Basé au Boupère, dans le bocage vendéen, le groupe voit le jour en 1962 par l’entremise de plusieurs locaux. L’un d’entre eux, Gabriel CHATAIGNER (1925-2001), actif dans le domaine culturel en Vendée, propulse le nouveau groupe de danse sur le devant de la scène. À l’aide de ses nombreux contacts – il a participé, par la suite, au lancement du Puy du Fou en tant que directeur artistique – les Joyeux Vendéens prennent de l’ampleur dans le département puis en France. Comme les nombreux groupes folkloriques de l’époque, leur principe est de reprendre des musiques et danses traditionnelles pour les faire revivre : avant-deux, quadrille… Dans les premières années, le rythme des représentations est effréné. Après les premières années, les JV cherche à s’améliorer. Il est décidé que les costumes utilisés seraient fabriqués : costumes de travail et costumes de cérémonie, et non plus récupérés chez des familles locales. Puis à partir d’un concours à Etaples (Pas-de-Calais) en 1974, l’accent est mis sur les chorégraphies : créer ses danses, avoir son propre style. En une dizaine d’années d’existence, le groupe a ainsi gagné en qualité et a pu envisager des représentations sur la scène internationale. René SOURISSEAU précise : « de 1975 à 1990, on est allé en Espagne, en Belgique, en Suisse, aux Pays-Bas, en Allemagne. Et chaque année on faisait une tournée en France. ».

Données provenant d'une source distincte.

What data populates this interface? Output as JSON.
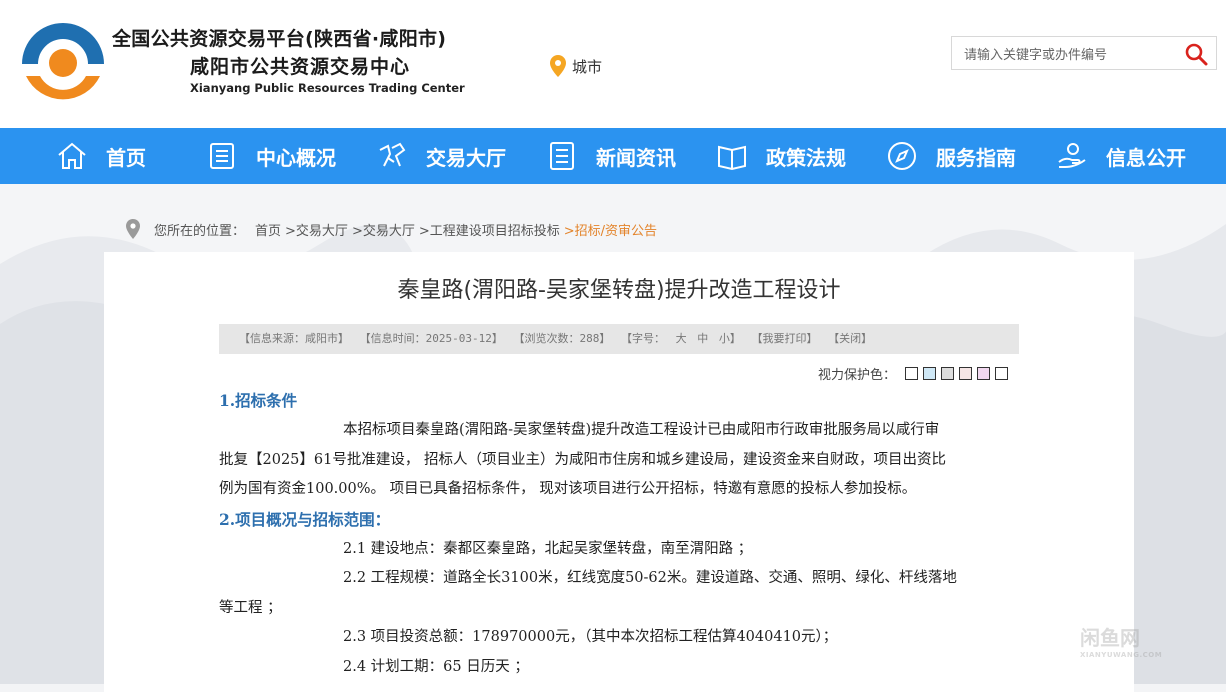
{
  "header": {
    "org_name_line1": "全国公共资源交易平台(陕西省·咸阳市)",
    "org_name_line2": "咸阳市公共资源交易中心",
    "org_name_en": "Xianyang Public Resources Trading Center",
    "city_label": "城市",
    "search_placeholder": "请输入关键字或办件编号",
    "brand_orange": "#f08a1e",
    "brand_blue": "#1f6fb0"
  },
  "nav": {
    "color": "#2b93f0",
    "items": [
      {
        "label": "首页",
        "icon": "home-icon"
      },
      {
        "label": "中心概况",
        "icon": "document-icon"
      },
      {
        "label": "交易大厅",
        "icon": "handshake-icon"
      },
      {
        "label": "新闻资讯",
        "icon": "list-icon"
      },
      {
        "label": "政策法规",
        "icon": "book-icon"
      },
      {
        "label": "服务指南",
        "icon": "compass-icon"
      },
      {
        "label": "信息公开",
        "icon": "hand-icon"
      }
    ]
  },
  "breadcrumb": {
    "prefix": "您所在的位置：",
    "items": [
      "首页",
      ">交易大厅",
      ">交易大厅",
      ">工程建设项目招标投标",
      ">招标/资审公告"
    ]
  },
  "article": {
    "title": "秦皇路(渭阳路-吴家堡转盘)提升改造工程设计",
    "info": {
      "source": "【信息来源：咸阳市】",
      "time": "【信息时间：2025-03-12】",
      "views": "【浏览次数：288】",
      "font_label": "【字号：",
      "font_large": "大",
      "font_medium": "中",
      "font_small": "小】",
      "print": "【我要打印】",
      "close": "【关闭】"
    },
    "vision_label": "视力保护色：",
    "vision_colors": [
      "#ffffff",
      "#cfe8f6",
      "#dddddd",
      "#f6e6e6",
      "#f2d8f0",
      "#ffffff"
    ],
    "sections": {
      "s1_heading": "1.招标条件",
      "s1_line1": "本招标项目秦皇路(渭阳路-吴家堡转盘)提升改造工程设计已由咸阳市行政审批服务局以咸行审",
      "s1_line2": "批复【2025】61号批准建设， 招标人（项目业主）为咸阳市住房和城乡建设局，建设资金来自财政，项目出资比",
      "s1_line3": "例为国有资金100.00%。 项目已具备招标条件， 现对该项目进行公开招标，特邀有意愿的投标人参加投标。",
      "s2_heading": "2.项目概况与招标范围：",
      "s2_1": "2.1 建设地点：秦都区秦皇路，北起吴家堡转盘，南至渭阳路 ；",
      "s2_2a": "2.2 工程规模：道路全长3100米，红线宽度50-62米。建设道路、交通、照明、绿化、杆线落地",
      "s2_2b": "等工程 ；",
      "s2_3": "2.3 项目投资总额：178970000元，（其中本次招标工程估算4040410元）；",
      "s2_4": "2.4 计划工期：65 日历天 ；"
    }
  },
  "watermark": {
    "main": "闲鱼网",
    "sub": "XIANYUWANG.COM"
  }
}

Les amateurs et amatrices du bocage vendéen voient en grand. Dans la continuité, leur première grosse tournée en-dehors de France s’effectue en Pologne en 1990. René SOURISSEAU raconte : « C’était juste après la chute du mur de Berlin. On y avait fait une halte, je me souviens que des gens louaient des marteaux avec des burins et tu allais tailler des morceaux du mur. Puis en Pologne, le groupe a été reçu dans plusieurs villes pour s’y représenter : Poznan, Wrocław, une ville à côté de Gdansk. ». Une relation étroite se crée avec l’hôte et, l’année d’après, c’est au groupe polonais de l’Université de Poznan de venir en Vendée pour le festival du Boupère. Ce type d’échange est un caractère essentiel du folklore international. L’un invite l’autre dans son pays et vice-versa. Les hébergements sont pris en charge, des visites guidées des alentours sont organisées, les membres de chaque groupe passent leurs soirées ensemble. Ainsi, en 1992, les Joyeux Vendéens sont de nouveau invités en Pologne et après avoir passé 3 jours à Poznan, font un tour dans l’Europe de l’Est. De ces premières expériences hors-normes, les danseur.euse.s et les musicien.ne.s vendéen.ne.s retiennent des souvenirs inoubliables. Par la suite, ce sont le Japon, l’Equateur, le Chili, les Açores, la Chine, le Mexique et d’autres encore.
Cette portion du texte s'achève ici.